Au-delà de Turfan, l’itinéraire bifurque vers le sud. Le trajet devient éprouvant. La route étroite et parsemée de nids de poule serpente tout en surplombant des gorges encaissées. C’est par ici que s’est infiltré le bouddhisme comme en témoignent les ruines des monastères qui entourent la ville de Kuqa. Plus de 5 000 moines y vivaient. La plupart des vestiges conservés sont des temples à sanctuaires rupestres dont les plus grands sont les Grottes des Mille Bouddhas de Kizil. Sur environ 2 kilomètres, les parois rocheuses sont creusées de 236 sanctuaires avec près de 10 000 m2 de fresques composées d’un réseau de losanges qui représentent chacun une histoire. Certains racontent la vie du Bouddha, d’autres décrivent des scènes de la vie quotidienne de l’époque : chasseurs armés de flèches poursuivant des singes ou encore caravaniers vêtus d’une longue jupe ample ceinturée à la taille et chaussés de hautes et souples bottes.

Cinq cents kilomètres de désert de pierres séparent Kuqa de Kashgar. Des tourbillons de poussière noient la route dans une brume ocre. Toutes les Routes de la Soie bifurquaient jadis vers Kashgar, le point de passage obligé pour accéder en Asie centrale, en Inde ou au Pakistan. Au confluent de la chaîne du Pamir et des Tianshan, porte d’entrée du désert du Taklamakan, le plus aride du monde, Kashgar a sauvegardé intacte l’ambiance d’autrefois. Chaque dimanche, des milliers de paysans arrivent de la campagne environnante pour échanger leurs marchandises : légumes frais, selles travaillées, montures fringantes, peaux de mouton tannées, £ufs de 100 ans, paniers d’osier, carpettes de feutre, yaourt frais… Les échoppes du bazar sont installées sur la place, en face de la mosquée qui peut abriter jusqu’à 10 000 fidèles. La ville prend alors les allures d’un gigantesque souk avec ses ruelles ponctuées çà et là de petites boutiques où s’activent forgerons, cordonniers, barbiers, tailleurs, bottiers, herboristes,…

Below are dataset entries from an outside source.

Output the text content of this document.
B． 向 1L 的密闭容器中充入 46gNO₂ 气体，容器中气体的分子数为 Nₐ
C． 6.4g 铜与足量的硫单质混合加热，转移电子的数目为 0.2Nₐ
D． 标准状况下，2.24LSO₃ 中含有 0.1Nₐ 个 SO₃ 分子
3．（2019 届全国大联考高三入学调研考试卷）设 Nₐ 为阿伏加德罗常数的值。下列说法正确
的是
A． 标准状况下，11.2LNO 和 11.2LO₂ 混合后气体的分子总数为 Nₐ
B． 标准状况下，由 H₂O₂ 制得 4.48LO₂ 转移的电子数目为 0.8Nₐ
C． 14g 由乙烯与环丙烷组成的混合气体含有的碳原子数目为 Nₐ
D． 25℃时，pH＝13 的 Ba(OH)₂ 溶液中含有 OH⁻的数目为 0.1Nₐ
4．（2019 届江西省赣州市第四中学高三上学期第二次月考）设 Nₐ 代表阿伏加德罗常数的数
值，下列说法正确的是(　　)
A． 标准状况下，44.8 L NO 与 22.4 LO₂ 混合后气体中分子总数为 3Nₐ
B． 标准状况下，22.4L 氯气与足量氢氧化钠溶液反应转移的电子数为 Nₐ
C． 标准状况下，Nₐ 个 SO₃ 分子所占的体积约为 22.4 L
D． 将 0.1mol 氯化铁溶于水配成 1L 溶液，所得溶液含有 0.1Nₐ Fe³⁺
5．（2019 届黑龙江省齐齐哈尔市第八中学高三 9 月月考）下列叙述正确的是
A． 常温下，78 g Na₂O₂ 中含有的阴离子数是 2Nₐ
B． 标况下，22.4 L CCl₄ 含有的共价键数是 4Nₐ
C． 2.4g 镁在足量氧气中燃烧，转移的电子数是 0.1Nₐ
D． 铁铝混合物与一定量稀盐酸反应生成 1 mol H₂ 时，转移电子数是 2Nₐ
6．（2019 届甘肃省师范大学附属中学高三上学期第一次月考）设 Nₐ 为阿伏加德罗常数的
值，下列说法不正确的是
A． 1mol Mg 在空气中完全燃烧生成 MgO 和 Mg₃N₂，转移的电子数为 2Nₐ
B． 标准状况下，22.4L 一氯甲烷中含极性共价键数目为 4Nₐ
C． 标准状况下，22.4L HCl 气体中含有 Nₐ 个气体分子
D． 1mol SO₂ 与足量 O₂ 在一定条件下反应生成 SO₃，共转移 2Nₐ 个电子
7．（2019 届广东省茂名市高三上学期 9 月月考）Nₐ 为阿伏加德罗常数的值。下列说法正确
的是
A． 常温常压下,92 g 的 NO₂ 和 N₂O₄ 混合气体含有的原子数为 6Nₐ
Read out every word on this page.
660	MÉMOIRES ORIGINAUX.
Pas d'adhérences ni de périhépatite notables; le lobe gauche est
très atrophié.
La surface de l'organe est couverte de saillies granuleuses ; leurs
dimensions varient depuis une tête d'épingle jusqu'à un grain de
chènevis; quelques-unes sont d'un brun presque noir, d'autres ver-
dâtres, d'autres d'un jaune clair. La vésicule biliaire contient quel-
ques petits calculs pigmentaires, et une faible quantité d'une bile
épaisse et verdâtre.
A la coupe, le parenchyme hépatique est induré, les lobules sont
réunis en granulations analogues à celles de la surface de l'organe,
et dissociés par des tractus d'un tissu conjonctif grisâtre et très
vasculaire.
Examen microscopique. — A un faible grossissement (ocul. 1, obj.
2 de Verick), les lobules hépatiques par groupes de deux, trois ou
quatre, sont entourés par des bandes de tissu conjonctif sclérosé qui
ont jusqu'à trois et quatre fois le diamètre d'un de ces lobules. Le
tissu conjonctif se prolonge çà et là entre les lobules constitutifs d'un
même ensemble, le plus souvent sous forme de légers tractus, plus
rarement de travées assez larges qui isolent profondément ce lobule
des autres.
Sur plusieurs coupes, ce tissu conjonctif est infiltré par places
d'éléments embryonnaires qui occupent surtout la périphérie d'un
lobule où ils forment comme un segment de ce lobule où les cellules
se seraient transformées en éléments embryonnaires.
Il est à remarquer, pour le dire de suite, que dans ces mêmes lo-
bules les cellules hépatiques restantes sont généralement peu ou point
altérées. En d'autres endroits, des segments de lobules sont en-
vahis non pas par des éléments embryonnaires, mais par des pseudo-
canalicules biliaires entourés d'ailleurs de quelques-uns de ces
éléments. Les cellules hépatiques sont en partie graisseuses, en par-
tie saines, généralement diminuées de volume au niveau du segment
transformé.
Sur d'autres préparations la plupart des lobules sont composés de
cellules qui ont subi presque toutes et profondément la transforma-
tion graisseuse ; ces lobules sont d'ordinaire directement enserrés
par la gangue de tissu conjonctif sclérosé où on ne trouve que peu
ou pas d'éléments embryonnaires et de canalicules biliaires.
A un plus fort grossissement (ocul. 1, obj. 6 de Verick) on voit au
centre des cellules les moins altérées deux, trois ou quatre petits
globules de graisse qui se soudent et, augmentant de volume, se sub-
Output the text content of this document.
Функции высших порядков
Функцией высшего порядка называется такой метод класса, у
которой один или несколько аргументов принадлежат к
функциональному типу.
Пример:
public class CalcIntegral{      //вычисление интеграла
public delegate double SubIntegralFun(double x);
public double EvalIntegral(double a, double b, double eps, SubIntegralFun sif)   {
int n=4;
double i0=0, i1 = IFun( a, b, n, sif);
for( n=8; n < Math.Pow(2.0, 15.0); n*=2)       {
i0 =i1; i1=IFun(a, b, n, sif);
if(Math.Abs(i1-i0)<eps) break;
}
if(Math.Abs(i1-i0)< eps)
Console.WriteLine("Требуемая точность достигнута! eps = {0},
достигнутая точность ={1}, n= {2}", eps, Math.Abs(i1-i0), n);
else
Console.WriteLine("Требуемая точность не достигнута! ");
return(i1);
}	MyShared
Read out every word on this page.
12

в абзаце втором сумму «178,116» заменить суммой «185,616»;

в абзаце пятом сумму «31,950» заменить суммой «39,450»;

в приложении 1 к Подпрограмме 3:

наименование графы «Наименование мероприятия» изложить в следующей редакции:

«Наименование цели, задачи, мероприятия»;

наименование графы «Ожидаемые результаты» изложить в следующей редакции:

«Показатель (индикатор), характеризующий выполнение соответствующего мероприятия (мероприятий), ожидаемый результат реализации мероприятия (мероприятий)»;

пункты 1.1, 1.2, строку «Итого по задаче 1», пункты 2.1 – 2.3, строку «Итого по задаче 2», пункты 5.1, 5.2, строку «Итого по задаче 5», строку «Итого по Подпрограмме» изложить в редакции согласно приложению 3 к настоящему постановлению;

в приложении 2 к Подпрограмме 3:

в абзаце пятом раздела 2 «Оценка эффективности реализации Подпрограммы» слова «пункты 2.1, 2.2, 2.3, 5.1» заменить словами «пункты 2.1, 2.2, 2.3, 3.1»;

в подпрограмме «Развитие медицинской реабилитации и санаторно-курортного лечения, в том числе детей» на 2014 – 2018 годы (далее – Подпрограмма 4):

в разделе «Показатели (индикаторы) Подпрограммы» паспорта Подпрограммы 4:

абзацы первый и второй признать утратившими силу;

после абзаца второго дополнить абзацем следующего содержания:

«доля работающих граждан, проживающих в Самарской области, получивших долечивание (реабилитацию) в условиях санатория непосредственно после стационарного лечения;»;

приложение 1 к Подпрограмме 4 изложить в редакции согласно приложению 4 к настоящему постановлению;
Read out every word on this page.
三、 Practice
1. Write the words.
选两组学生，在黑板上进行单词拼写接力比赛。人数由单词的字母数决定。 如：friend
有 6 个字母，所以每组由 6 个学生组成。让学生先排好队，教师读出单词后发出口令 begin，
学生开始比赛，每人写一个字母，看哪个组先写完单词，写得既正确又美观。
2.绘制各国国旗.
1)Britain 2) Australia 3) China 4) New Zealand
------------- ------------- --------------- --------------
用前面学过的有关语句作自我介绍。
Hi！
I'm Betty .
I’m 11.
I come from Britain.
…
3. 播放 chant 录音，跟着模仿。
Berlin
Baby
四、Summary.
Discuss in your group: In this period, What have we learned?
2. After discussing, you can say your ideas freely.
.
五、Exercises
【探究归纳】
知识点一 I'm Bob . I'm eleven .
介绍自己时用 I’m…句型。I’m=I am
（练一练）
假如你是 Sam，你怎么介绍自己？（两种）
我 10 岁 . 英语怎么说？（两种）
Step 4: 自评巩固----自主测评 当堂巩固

Le charme de Kashgar réside aussi dans le spectacle de la rue où se croisent de multiples minorités nationales car il y a eu de tout temps un brassage continuel de populations provoquant un mélange d’ethnies des plus surprenants. Pour s’y retrouver, il suffit d’observer les calottes que portent les hommes. Les bonnets de feutre triangulaires sont kirghizes, les hautes toques en mouton noir bouclé sont tadjiks, les calottes carrées vertes brodées de fils d’or sont ouïghours, les turbans de laine blanche désignent les imams.

Le parcours chinois de la Route de la Soie se termine ici, au pied du plateau du Pamir. Fin du voyage au terme de trois semaines éprouvantes mais riches en découvertes et en émotions. On n’y croise plus de longues caravanes de chameaux qui convoient perles et étoffes. Pourtant l’éblouissement est bien réel. Au fil du voyage, au gré des dunes couleur safran et des falaises roses, par delà les déserts lunaires et les oasis luxuriantes, la magie de cette route mythique agit sur chacun, laissant des souvenirs forts et impérissables.